Su presencia, sin embargo, alertó de inmediato a Choi Seung, que se incorporó con parsimonia, con los ojos entornados. Sabía qué tenía que hacer; debió haber gritado a la guardia real, haber defendido a su rey con sus manos si era necesario, pero una mirada rápida del moribundo monarca lo detuvo justo allí. Yi Gyeong, apenas consciente, entendía lo que ocurría. No había error posible: quien había llegado, venía por él.

El asesino se acercó sin apuro, como si ya todo estuviera escrito. En su mano, una espada de jade, curva y antigua, tan verde que parecía tallada de una esmeralda viva. Su hoja no reflejaba la luz. Era como si absorbiera la vida misma tan solo con mirarla.

—Dilo —escupió el extraño con voz profunda—, lo que hay en tu corazón. Al menos puedo permitir eso.

Choi Seung contuvo el aliento. Reprimió su instinto y aguardó junto a su rey.

—Fui… un mal padre, Choi... y un rey aún peor. —Jadeó Yi Gyeong con labios rotos—. Este es mi castigo… por no haber protegido a Baekjoseon… por haberme escondido tras el hielo mientras mi pueblo moría.

El eunuco, con lágrimas silenciosas, quiso responder, pero el rey alzó una mano débil, interrumpiéndolo.

—Lo que más lamento… es no haber amado lo suficiente a mi hijo. Mi pequeño Yi Hwan…

Choi Seung abrió los labios, quería al menos dar una palabra de aliento al rey, pero este giró lentamente su rostro hacia la figura que estaba ahí para llevarse su vida, y, en ese instante, “supe —habría dicho el eunuco más tarde— que no sentía miedo, sino resignación. Vio al asesino más como un salvador que otra cosa.”

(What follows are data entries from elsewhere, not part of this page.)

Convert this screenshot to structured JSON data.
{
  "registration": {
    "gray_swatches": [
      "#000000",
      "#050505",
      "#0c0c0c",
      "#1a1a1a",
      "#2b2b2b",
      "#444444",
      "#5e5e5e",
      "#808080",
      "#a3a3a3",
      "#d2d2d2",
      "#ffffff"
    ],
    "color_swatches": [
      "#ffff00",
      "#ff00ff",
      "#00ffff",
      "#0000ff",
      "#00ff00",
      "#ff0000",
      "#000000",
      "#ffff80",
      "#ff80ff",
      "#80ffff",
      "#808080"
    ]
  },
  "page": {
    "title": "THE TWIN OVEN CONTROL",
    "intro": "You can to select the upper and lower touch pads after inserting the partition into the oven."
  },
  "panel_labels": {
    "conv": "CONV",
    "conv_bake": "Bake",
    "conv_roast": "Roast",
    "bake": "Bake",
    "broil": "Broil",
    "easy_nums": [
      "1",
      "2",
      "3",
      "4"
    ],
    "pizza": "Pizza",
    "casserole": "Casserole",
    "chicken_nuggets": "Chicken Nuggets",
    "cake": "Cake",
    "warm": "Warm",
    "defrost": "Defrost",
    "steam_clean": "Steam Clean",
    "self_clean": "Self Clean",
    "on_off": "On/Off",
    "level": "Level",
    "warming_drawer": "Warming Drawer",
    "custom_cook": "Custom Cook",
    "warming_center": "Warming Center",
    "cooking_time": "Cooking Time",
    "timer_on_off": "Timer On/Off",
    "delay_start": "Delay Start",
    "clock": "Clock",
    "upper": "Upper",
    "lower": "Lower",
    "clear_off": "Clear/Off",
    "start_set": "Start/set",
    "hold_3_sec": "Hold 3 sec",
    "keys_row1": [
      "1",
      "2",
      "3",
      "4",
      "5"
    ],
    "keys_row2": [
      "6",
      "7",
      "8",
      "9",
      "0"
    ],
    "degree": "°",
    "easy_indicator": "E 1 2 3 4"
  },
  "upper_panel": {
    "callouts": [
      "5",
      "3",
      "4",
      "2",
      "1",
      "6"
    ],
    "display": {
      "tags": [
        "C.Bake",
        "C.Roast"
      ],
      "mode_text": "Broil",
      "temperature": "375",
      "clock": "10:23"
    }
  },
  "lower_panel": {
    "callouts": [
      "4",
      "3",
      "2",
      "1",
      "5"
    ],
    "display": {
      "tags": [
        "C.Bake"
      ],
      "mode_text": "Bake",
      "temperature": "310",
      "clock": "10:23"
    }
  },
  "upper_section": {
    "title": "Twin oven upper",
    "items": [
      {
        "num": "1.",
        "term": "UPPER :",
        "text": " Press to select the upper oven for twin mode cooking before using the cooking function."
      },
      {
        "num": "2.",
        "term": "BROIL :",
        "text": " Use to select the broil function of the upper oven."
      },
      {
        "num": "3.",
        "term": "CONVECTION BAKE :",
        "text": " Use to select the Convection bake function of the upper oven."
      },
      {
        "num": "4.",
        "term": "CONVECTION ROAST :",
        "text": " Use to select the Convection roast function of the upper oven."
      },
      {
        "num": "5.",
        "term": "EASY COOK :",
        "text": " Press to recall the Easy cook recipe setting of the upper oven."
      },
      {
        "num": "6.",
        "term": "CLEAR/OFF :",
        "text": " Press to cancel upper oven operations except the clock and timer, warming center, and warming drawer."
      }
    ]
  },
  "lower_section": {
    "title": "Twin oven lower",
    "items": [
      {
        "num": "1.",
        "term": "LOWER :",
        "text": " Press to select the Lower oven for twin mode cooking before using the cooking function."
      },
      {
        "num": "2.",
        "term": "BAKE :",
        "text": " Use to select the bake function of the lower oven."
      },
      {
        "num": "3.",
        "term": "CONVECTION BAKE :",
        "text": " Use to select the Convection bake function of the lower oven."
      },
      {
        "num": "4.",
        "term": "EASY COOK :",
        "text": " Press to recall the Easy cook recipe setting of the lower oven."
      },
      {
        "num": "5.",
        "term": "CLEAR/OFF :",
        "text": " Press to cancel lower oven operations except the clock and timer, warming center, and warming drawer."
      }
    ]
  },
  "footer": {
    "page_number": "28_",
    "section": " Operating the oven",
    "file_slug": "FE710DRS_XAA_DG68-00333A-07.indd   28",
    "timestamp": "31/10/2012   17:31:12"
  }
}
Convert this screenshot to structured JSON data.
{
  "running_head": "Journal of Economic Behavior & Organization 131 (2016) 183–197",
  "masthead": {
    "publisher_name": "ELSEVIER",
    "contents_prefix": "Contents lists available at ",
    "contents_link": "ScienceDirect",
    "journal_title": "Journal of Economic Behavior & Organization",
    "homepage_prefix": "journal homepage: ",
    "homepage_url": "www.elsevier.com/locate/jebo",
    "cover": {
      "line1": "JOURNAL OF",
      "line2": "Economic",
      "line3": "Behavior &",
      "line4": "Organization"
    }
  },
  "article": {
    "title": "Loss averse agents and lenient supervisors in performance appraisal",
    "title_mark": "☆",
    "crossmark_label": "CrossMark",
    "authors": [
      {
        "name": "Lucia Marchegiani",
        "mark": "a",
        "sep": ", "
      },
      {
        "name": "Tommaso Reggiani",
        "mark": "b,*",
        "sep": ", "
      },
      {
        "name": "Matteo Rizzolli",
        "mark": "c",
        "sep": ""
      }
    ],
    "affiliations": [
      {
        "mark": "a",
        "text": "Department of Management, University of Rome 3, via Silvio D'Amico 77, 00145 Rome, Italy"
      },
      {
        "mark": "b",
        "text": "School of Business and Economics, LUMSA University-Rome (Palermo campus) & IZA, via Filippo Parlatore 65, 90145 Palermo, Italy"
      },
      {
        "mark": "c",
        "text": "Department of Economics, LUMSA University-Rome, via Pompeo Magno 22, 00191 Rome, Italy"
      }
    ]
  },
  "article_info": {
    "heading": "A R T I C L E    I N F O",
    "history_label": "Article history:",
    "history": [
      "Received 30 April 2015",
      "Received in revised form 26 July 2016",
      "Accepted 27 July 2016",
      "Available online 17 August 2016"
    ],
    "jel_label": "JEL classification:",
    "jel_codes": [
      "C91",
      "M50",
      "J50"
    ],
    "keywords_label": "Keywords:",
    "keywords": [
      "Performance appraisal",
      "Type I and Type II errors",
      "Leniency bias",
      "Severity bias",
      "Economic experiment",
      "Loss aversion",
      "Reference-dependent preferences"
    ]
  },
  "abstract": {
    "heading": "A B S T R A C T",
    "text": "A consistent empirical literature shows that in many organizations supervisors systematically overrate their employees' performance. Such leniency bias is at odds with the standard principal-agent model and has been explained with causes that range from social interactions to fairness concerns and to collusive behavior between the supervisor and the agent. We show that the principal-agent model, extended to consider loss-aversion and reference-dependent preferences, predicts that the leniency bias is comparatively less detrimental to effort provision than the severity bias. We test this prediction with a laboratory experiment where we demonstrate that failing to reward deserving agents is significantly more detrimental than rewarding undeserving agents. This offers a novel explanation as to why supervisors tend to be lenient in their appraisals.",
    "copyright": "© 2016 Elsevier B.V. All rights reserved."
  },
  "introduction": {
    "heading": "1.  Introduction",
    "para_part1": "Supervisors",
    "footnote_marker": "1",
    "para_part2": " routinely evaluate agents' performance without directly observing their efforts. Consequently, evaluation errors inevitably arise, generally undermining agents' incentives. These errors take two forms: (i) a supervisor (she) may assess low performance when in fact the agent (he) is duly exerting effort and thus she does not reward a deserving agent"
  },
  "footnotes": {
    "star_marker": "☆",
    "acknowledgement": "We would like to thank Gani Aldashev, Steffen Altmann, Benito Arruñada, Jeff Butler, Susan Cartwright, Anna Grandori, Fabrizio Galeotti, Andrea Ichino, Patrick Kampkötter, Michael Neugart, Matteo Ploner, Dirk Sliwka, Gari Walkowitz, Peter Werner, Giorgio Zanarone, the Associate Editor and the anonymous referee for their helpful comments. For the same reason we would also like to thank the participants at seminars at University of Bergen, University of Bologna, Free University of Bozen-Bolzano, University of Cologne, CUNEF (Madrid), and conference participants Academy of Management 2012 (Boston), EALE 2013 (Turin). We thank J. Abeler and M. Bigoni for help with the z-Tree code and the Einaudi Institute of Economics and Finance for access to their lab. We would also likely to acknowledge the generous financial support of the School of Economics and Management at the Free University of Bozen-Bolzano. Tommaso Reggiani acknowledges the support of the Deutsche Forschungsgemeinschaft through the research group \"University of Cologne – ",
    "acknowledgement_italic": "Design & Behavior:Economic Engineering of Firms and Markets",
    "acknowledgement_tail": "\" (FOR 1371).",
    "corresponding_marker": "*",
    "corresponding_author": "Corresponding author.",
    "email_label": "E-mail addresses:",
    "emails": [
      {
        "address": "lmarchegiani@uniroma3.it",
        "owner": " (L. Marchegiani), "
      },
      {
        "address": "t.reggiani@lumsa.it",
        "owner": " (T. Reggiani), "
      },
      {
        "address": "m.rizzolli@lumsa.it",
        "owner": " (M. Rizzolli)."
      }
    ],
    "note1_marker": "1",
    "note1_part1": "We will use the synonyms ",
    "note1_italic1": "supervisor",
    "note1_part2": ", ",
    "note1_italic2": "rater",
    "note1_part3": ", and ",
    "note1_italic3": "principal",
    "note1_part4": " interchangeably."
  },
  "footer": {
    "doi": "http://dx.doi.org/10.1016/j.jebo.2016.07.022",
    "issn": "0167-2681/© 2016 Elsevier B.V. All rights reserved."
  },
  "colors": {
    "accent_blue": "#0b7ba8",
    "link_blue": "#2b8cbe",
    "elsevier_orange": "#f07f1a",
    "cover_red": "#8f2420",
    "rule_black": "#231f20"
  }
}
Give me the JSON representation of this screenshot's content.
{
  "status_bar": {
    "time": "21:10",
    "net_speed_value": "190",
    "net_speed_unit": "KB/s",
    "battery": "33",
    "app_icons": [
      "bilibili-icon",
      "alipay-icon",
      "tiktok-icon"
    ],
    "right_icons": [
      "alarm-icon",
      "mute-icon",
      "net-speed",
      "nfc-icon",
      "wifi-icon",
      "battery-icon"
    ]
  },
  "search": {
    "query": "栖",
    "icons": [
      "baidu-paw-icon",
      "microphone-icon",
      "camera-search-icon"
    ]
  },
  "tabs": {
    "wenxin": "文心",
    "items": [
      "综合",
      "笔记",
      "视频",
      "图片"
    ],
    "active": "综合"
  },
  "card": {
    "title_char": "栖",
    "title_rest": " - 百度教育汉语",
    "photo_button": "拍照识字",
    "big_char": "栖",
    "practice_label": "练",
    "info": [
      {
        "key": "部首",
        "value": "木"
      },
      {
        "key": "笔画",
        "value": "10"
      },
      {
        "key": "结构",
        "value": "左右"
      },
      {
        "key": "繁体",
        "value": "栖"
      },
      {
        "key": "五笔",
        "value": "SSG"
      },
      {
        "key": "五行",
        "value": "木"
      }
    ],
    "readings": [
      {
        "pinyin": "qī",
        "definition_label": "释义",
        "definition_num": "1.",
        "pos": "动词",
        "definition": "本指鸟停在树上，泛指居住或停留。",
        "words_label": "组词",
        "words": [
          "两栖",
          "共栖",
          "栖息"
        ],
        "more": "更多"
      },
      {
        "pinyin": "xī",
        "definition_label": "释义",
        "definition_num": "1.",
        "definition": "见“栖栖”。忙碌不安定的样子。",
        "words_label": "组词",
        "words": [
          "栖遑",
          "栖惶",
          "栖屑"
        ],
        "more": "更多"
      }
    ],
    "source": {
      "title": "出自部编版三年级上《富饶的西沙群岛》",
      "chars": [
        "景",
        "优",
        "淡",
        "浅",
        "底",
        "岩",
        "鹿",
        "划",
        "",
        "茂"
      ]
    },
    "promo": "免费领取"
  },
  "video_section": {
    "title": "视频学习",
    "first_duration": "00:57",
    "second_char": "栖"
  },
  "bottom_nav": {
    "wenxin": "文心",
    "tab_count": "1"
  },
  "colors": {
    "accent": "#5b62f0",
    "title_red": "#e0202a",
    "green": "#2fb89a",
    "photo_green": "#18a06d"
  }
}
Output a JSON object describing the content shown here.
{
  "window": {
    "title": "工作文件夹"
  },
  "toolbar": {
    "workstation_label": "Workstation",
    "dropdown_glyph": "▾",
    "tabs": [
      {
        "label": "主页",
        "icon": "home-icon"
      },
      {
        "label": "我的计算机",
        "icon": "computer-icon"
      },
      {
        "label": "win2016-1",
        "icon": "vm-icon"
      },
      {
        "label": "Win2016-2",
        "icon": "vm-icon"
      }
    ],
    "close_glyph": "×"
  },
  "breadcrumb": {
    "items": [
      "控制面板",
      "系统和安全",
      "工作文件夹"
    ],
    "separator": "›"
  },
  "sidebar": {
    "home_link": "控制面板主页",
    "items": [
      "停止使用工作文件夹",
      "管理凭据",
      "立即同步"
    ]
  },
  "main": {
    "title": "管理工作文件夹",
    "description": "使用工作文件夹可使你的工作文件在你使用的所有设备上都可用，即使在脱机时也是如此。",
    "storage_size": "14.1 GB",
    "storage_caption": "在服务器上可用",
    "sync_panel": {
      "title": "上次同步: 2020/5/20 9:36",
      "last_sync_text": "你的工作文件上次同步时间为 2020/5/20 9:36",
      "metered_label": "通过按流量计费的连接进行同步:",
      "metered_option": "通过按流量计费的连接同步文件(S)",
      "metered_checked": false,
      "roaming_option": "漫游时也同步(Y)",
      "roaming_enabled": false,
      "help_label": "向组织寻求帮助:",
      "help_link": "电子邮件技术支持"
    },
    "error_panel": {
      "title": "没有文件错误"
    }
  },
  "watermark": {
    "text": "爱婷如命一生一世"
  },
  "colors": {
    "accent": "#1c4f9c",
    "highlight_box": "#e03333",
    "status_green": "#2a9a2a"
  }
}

No hubo rencor en sus ojos.

La hoja descendió.

No fue un tajo rápido. Fue una apuñalada certera. Un único golpe, limpio, profundo, directo al corazón.

El cuerpo del rey tembló como una rama bajo la nieve. Un jadeo escapó de sus labios. Su sangre manó como una flor oscura, empapando la seda y tiñendo el lecho como si la historia misma se deshiciera en rojo.

Y entonces, apenas un susurro, como el roce de una pluma contra el mármol, escapó de los labios del rey:

—No hay… herencia… sin sangre…

Su mirada se apagó con las últimas palabras, y sus ojos quedaron fijos en el techo, como buscando una estrella que ya no existía.

El asesino no pronunció palabra. Retrocedió un paso, miró al eunuco y luego sus ojos volvieron junto al cadáver. El mango de la espada sobresalía del pecho del rey. Entonces llevó un dedo hasta sus labios embozados y, sin más, se esfumó por un pasadizo oculto en la pared trasera, tan veloz y silencioso como había llegado.

Choi Seung cayó de rodillas. Sin aliento.

Las velas titilaron. Afuera, la nieve siguió cayendo, ignorante de la sangre que acababa de ser derramada en el corazón del reino.

Esa misma noche, un jinete partió desde los establos traseros, cubierto por una capa pesada, con una misiva sellada en la mano. El caballo cortó el viento como una flecha, cruzando el arco nevado hacia la residencia del príncipe Yi Myeong.

A lo lejos, los tambores aún no habían sonado. El amanecer aún no lo sabía.

Pero el reino acababa de quedar huérfano.